Hassanein Hiridjee, Pdg du groupe Axian
Les pays africains doivent affronter plusieurs défis : l'insécurité alimentaire, le réchauffement climatique, notamment. Les pays africains sont-ils prêts à y faire face ?
Je ne commencerais pas en étant négatif, en disant : « On fait face à de l'insécurité alimentaire, à des problèmes climatiques. » Je parlerais surtout du nombre de solutions que nous avons en Afrique sur ces sujets-là. Et nous en avons une foultitude.
Est-ce qu'on est prêts à faire face à ces enjeux ? Absolument. Le secteur privé l’a montré. Nous-mêmes, dans nos activités, nous le montrons. On travaille sur des solutions nature-based face au réchauffement climatique : on plante des arbres, de la mangrove, du bambou, ce genre de choses qui aident à réduire les émissions de carbone. Oui, nous sommes totalement prêts. Et des gens comme moi, il y en a une foultitude sur le continent qui travaillent sur ces problèmes. Donc oui, je suis optimiste : c’est en train de se mettre en œuvre.

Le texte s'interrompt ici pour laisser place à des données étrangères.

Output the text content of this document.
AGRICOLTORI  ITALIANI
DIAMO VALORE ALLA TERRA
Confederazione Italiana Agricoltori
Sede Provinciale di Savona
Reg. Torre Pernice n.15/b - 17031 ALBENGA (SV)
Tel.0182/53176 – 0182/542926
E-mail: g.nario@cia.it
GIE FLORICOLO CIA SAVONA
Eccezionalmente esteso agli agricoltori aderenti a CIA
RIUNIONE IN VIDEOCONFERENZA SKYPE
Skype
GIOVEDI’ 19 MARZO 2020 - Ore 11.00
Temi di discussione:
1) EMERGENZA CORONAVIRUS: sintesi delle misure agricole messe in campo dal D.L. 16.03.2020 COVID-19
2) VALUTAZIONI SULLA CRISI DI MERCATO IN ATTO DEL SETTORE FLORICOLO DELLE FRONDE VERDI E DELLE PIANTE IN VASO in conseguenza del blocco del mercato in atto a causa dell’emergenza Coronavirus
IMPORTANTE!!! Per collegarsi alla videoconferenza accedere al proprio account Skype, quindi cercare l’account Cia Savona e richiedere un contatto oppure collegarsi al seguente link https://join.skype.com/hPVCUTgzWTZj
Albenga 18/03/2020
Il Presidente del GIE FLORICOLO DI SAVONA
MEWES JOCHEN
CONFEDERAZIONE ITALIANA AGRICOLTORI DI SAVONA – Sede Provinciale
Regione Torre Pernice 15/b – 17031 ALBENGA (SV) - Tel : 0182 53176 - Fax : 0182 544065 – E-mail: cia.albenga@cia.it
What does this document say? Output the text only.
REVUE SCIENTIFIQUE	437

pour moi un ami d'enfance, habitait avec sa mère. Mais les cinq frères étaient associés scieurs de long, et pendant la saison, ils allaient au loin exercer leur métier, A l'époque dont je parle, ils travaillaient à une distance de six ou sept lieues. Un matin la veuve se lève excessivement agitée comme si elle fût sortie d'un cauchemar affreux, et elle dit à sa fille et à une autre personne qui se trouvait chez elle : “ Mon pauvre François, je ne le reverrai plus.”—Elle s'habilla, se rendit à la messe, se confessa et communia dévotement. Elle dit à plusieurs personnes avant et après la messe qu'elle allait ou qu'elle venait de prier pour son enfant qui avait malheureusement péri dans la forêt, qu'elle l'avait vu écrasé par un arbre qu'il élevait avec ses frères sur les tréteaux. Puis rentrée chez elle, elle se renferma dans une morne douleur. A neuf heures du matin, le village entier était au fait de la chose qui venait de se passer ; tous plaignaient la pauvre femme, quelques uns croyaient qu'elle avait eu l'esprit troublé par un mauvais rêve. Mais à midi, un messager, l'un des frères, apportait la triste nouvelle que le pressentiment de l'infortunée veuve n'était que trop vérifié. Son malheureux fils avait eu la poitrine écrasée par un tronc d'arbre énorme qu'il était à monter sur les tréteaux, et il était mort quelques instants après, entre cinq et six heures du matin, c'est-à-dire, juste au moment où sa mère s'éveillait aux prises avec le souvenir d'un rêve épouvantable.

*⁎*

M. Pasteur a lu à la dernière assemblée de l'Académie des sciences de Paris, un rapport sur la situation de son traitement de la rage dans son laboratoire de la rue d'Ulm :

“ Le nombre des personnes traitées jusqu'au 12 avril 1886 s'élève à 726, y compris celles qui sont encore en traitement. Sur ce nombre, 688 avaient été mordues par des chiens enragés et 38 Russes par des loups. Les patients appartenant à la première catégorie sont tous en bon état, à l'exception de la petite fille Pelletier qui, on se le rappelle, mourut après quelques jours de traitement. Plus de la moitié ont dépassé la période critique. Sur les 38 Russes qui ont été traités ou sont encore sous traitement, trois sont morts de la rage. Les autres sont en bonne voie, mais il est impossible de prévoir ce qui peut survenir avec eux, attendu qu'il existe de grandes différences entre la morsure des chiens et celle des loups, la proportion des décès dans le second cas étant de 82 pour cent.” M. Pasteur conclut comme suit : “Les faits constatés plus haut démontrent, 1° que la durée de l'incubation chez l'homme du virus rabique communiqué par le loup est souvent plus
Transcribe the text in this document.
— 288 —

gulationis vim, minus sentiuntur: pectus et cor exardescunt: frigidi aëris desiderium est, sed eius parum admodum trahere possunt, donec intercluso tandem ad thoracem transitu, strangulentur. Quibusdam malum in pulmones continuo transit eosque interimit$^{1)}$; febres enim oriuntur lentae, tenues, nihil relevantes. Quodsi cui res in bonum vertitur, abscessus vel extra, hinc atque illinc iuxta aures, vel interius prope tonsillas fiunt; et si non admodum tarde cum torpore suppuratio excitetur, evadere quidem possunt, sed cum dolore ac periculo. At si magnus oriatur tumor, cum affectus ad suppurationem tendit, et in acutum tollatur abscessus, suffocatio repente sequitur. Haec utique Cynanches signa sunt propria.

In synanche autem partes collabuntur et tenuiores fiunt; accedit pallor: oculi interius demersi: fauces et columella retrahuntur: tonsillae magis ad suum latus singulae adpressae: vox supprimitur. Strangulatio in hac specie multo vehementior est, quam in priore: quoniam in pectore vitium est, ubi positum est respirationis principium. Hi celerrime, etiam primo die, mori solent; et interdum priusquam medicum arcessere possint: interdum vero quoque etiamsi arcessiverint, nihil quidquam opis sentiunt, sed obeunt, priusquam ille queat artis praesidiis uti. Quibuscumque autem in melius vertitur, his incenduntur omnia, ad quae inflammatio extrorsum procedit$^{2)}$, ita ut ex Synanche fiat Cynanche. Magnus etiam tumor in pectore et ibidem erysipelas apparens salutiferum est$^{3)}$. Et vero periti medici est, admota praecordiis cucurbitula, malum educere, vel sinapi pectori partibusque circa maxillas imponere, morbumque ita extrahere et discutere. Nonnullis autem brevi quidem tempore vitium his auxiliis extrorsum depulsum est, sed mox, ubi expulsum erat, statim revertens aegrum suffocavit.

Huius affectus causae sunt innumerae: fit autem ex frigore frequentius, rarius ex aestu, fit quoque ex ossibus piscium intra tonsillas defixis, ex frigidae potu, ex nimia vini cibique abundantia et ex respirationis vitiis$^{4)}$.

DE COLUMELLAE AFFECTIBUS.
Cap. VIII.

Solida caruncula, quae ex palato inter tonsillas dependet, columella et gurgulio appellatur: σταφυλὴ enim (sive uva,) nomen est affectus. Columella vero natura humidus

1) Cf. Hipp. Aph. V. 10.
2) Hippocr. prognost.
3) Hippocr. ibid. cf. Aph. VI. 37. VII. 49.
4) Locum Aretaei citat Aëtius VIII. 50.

Par rapport à certains modèles économiques, par rapport à l'industrialisation, vous plaidez pour qu’il y ait davantage d’industrialisation, afin de répondre également à certains enjeux.
Bien sûr, mais vous pouvez faire de l’industrialisation avec de l’énergie propre. En Afrique, on a besoin de quoi ? On n’a pas besoin de 3 000 licornes qui font un milliard de dollars de chiffre d’affaires. On a besoin de 3 millions de PME qui font 100 000 dollars de chiffre d’affaires, et ce sont elles qui seront au contact de la population et qui pourront œuvrer directement au développement, avec la capillarité nécessaire pour les populations locales. Ça, c’est très important.
Aujourd’hui, nous pouvons développer des industries avec de l’énergie propre, décarbonée, qui permettra justement d’éviter tous ces enjeux liés au réchauffement climatique. Vous avez des solutions solaires...Il y en a plein. En Afrique, on en déploie beaucoup, par nécessité, parce que parfois on ne répond pas à leurs demandes. Moi, dans mon pays, parfois, des entreprises — elles-mêmes, à Madagascar — mettent en place des solutions solaires parce qu’elles n’arrivent pas à obtenir suffisamment de répondants de la compagnie nationale.
Donc, par nécessité, mais aussi par envie de faire du décarboné, on arrive à trouver des solutions.
Il y a des TPE-PME sur le continent qui essaient de répondre à toutes les crises que j’ai énumérées. Mais l’accès au financement reste quand même difficile. Comment voyez-vous, justement, l’évolution de l’accès au financement aujourd’hui ? Ou bien reste-t-il encore des progrès à faire ?
Un des véritables problèmes du développement en Afrique, c’est l’accès au financement. Aujourd’hui, en Afrique, on emprunte entre 3 à 5 points de base de plus que ce qu’on emprunte en Amérique du Sud, pour les mêmes niveaux de risque ? Moi, je suis Africain et parce que je suis Africain, alors que mon entreprise a le même niveau de risque qu’en Amérique du Sud, j’emprunte à 300, 500 points de base de plus. C’est fou. Ce n’est pas normal.
Il y a une perception du risque qui n’est pas acceptable en Afrique, et il faut travailler sur cette perception du risque. Je demande aux agences de notation, j’ai un plaidoyer, de voir les choses différemment. Ça commence, mais ce n’est pas suffisant.
Mais surtout, le vrai problème, c’est que l’accès au financement existe pour les grandes entreprises, mais pas suffisamment pour les PME. On commence, mais ce n’est pas suffisant. Il faut qu’on se concentre sur les PME. Il faut qu’on se concentre sur la population.
Quand je vois aujourd’hui qu’avec nos solutions de nanoloans, de nanocrédits, on a des demandes dans tous les sens sur des avances, sur du buy now, pay later, etc., les gens ont besoin d’être servis. Mais les gens ne sont pas tous dans le secteur formel.
On se limite trop au secteur formel. Il faut aussi adresser le secteur informel. Le poumon de l’Afrique viendra du secteur informel. Celui qui réussira à l’adresser, à l’aider, à l’accompagner, aura compris les choses.
Mais avec les outils digitaux, avec de l’intelligence artificielle, on peut adresser ce segment.